If you produce nothing but lower priced animals, you CAN make quite a bit of money without very much investment. If you say, bought 5.10 normals of various hets, you could pretty easily count on producing 100-150 sellable hatchlings every year (maybe more or less, depending on whether those females double clutched or how prolific they were at breeding). If you sell those for an average of fifteen dollars a piece, you can expect to make $1,500.00 to $2,250.00 per year. If you breed your own mice, the costs are even lower, but even with feeding frozen mice from rodentpro or bigcheese, you still are well within $300 or so for total feeding. Let's say you build your own racks for keeping the animals, and you could house them all comfortably for $600.00. So, the final tally is maybe $1,900.00 in expenses for the first year (including the purchase of your breeders), and you have a pretty good shot at making all, or nearly all, that money back in the very first spring you sell your babies. True, your time has not yet been accounted for, but if we are in this as a hobby and not a pure business venture, that shouldn't be surprising. The second year, sees much the same "income" with no more expenditures than the continued feeding of those animals ($300-$500/year). I'd say that was a hobby that made you a profit, but this way produces a lot of work for one to do.

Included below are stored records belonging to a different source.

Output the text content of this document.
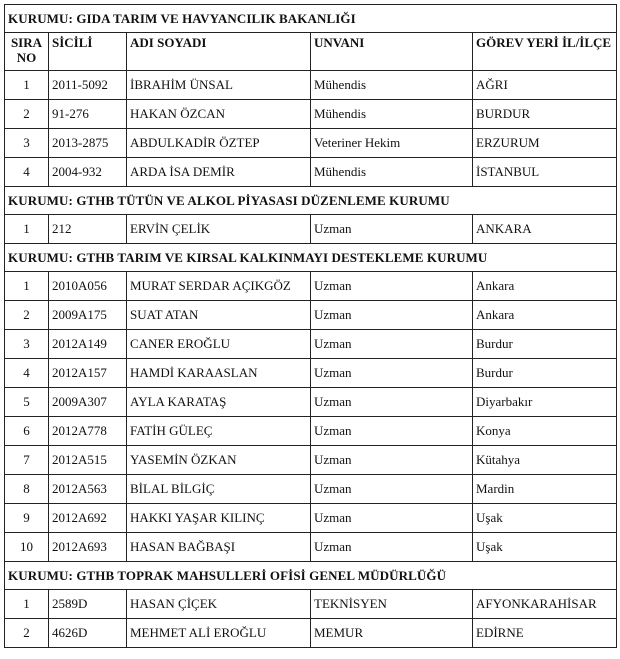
KURUMU: GIDA TARIM VE HAVYANCILIK BAKANLIĞI				
SIRA NO	SİCİLİ	ADI SOYADI	UNVANI	GÖREV YERİ İL/İLÇE
1	2011-5092	İBRAHİM ÜNSAL	Mühendis	AĞRI
2	91-276	HAKAN ÖZCAN	Mühendis	BURDUR
3	2013-2875	ABDULKADİR ÖZTEP	Veteriner Hekim	ERZURUM
4	2004-932	ARDA İSA DEMİR	Mühendis	İSTANBUL
KURUMU: GTHB TÜTÜN VE ALKOL PİYASASI DÜZENLEME KURUMU				
1	212	ERVİN ÇELİK	Uzman	ANKARA
KURUMU: GTHB TARIM VE KIRSAL KALKINMAYI DESTEKLEME KURUMU				
1	2010A056	MURAT SERDAR AÇIKGÖZ	Uzman	Ankara
2	2009A175	SUAT ATAN	Uzman	Ankara
3	2012A149	CANER EROĞLU	Uzman	Burdur
4	2012A157	HAMDİ KARAASLAN	Uzman	Burdur
5	2009A307	AYLA KARATAŞ	Uzman	Diyarbakır
6	2012A778	FATİH GÜLEÇ	Uzman	Konya
7	2012A515	YASEMİN ÖZKAN	Uzman	Kütahya
8	2012A563	BİLAL BİLGİÇ	Uzman	Mardin
9	2012A692	HAKKI YAŞAR KILINÇ	Uzman	Uşak
10	2012A693	HASAN BAĞBAŞI	Uzman	Uşak
KURUMU: GTHB TOPRAK MAHSULLERİ OFİSİ GENEL MÜDÜRLÜĞÜ				
1	2589D	HASAN ÇİÇEK	TEKNİSYEN	AFYONKARAHİSAR
2	4626D	MEHMET ALİ EROĞLU	MEMUR	EDİRNE
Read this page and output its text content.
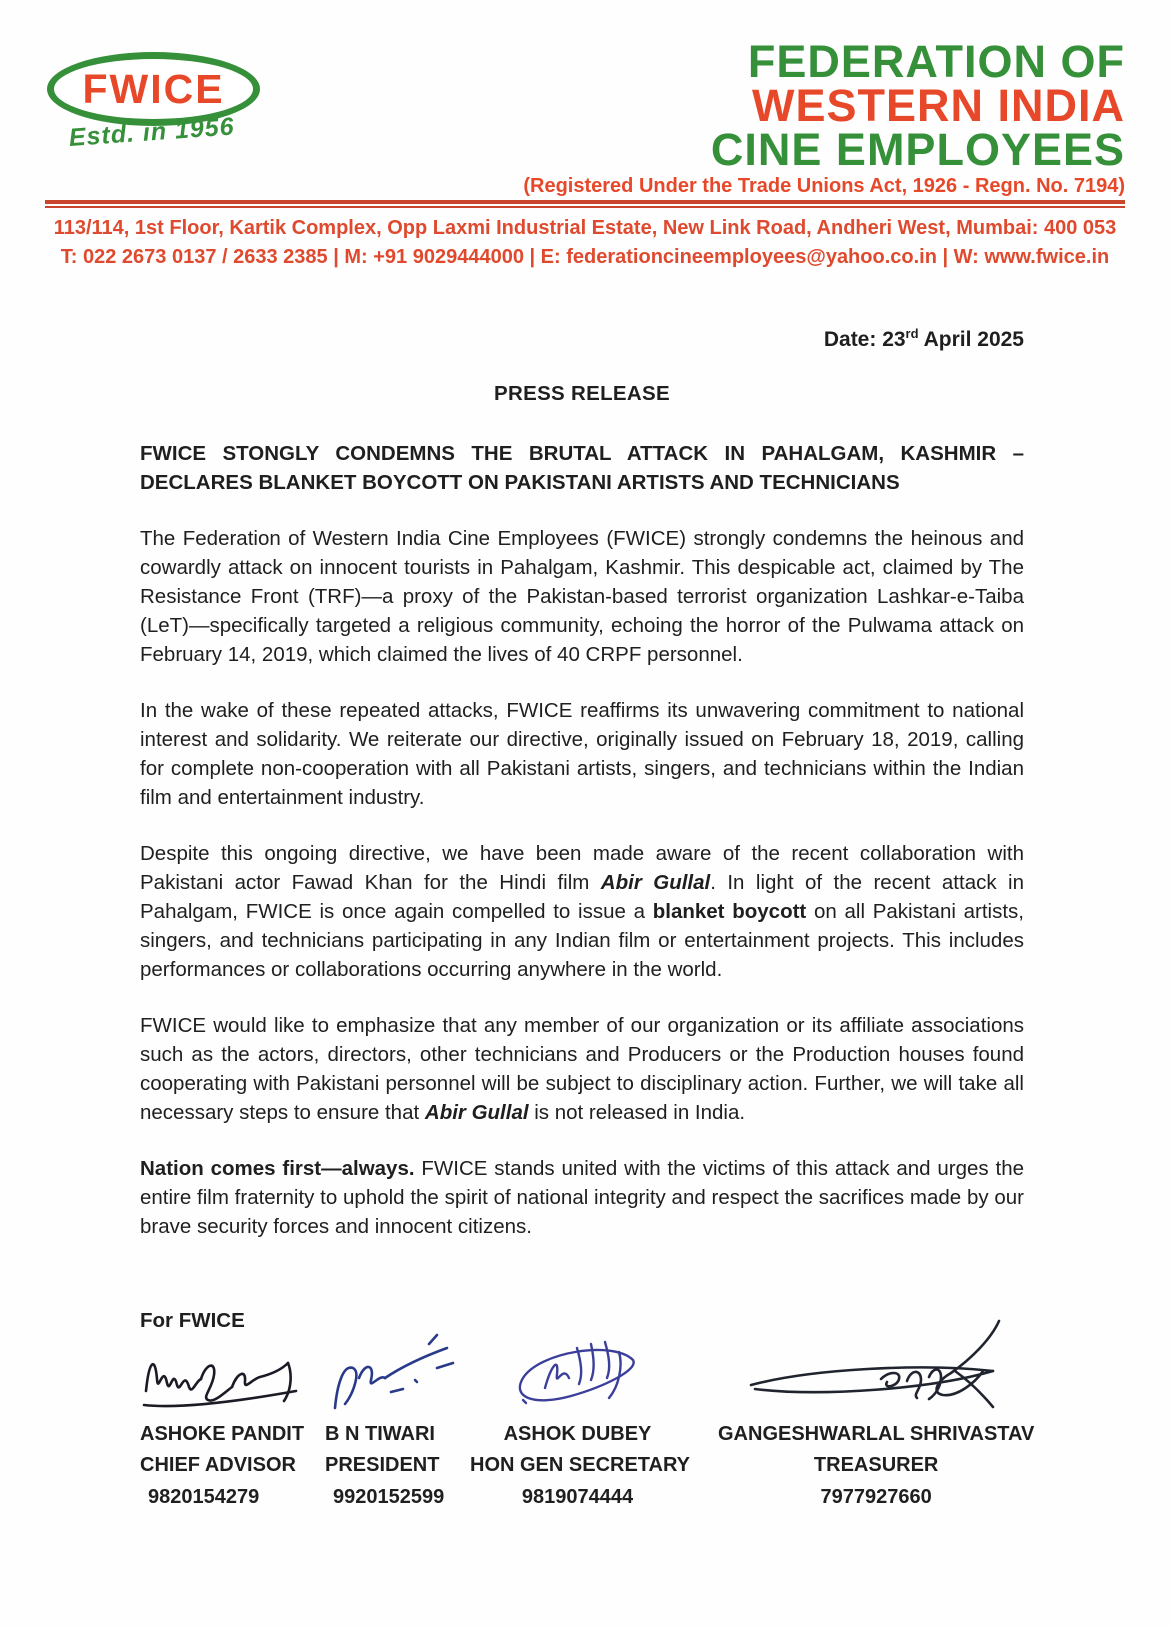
FWICE
Estd. in 1956
FEDERATION OF
WESTERN INDIA
CINE EMPLOYEES
(Registered Under the Trade Unions Act, 1926 - Regn. No. 7194)
113/114, 1st Floor, Kartik Complex, Opp Laxmi Industrial Estate, New Link Road, Andheri West, Mumbai: 400 053
T: 022 2673 0137 / 2633 2385 | M: +91 9029444000 | E: federationcineemployees@yahoo.co.in | W: www.fwice.in
Date: 23rd April 2025
PRESS RELEASE
FWICE STONGLY CONDEMNS THE BRUTAL ATTACK IN PAHALGAM, KASHMIR – DECLARES BLANKET BOYCOTT ON PAKISTANI ARTISTS AND TECHNICIANS

The Federation of Western India Cine Employees (FWICE) strongly condemns the heinous and cowardly attack on innocent tourists in Pahalgam, Kashmir. This despicable act, claimed by The Resistance Front (TRF)—a proxy of the Pakistan-based terrorist organization Lashkar-e-Taiba (LeT)—specifically targeted a religious community, echoing the horror of the Pulwama attack on February 14, 2019, which claimed the lives of 40 CRPF personnel.

In the wake of these repeated attacks, FWICE reaffirms its unwavering commitment to national interest and solidarity. We reiterate our directive, originally issued on February 18, 2019, calling for complete non-cooperation with all Pakistani artists, singers, and technicians within the Indian film and entertainment industry.

Despite this ongoing directive, we have been made aware of the recent collaboration with Pakistani actor Fawad Khan for the Hindi film Abir Gullal. In light of the recent attack in Pahalgam, FWICE is once again compelled to issue a blanket boycott on all Pakistani artists, singers, and technicians participating in any Indian film or entertainment projects. This includes performances or collaborations occurring anywhere in the world.

FWICE would like to emphasize that any member of our organization or its affiliate associations such as the actors, directors, other technicians and Producers or the Production houses found cooperating with Pakistani personnel will be subject to disciplinary action. Further, we will take all necessary steps to ensure that Abir Gullal is not released in India.

Nation comes first—always. FWICE stands united with the victims of this attack and urges the entire film fraternity to uphold the spirit of national integrity and respect the sacrifices made by our brave security forces and innocent citizens.

For FWICE
ASHOKE PANDIT
CHIEF ADVISOR
9820154279
B N TIWARI
PRESIDENT
9920152599
ASHOK DUBEY
HON GEN SECRETARY
9819074444
GANGESHWARLAL SHRIVASTAV
TREASURER
7977927660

The other way to do this is to bite the bullet in expenditures in the first year, settle for far fewer babies to sell, and ONLY buy higher end animals. I paid quite a bit of money for 1.1 hypo-bloodred hatchlings this year. Now, it will be a couple of years before I see any of this back, but when they start producing for me, I should have no problem recouping as much as 500% of my original purchase price for them from their very first clutch (and that's assuming that I have to undercut the "big breeders" a bit in order to make mine more appealing, which I don't plan on doing at all). I also have other variations of bloodreds, lavenders, motleys, and other color morphs that all will produce babies that are by far more "sellable" than are the normally colored animals mentioned above. Even if I sell the babies at say 20% less than market value just to move them (I wouldn't, by the way), I could still more than make up whatever I have spent on the adults to produce them.
My racks, feeding, and continual purchases are all supported by the sales from the babies that my current animals produce. I'm not a corn snake mogul, by any stretch of the imagination, but they (my critters) take care of themselves financially, and, because I have need of fewer animals to do the same thing that the person who breeds less expensive morphs needs to create that amount of profit, my ability to take care of each individual animal is not stretched so thin. I still hold almost every one of my animals for a few minutes almost every single day, for example.
There is no way that I could ever hope to do this professionally in the sense that my entire income would be derived from this venture as do Rich, Don, Kathy, Jim Stepflug, and many others. However, I do think that with a little forethought, some learning from others who have gone on before us, and some reasonable expectations, one can have his hobby and make his profit too.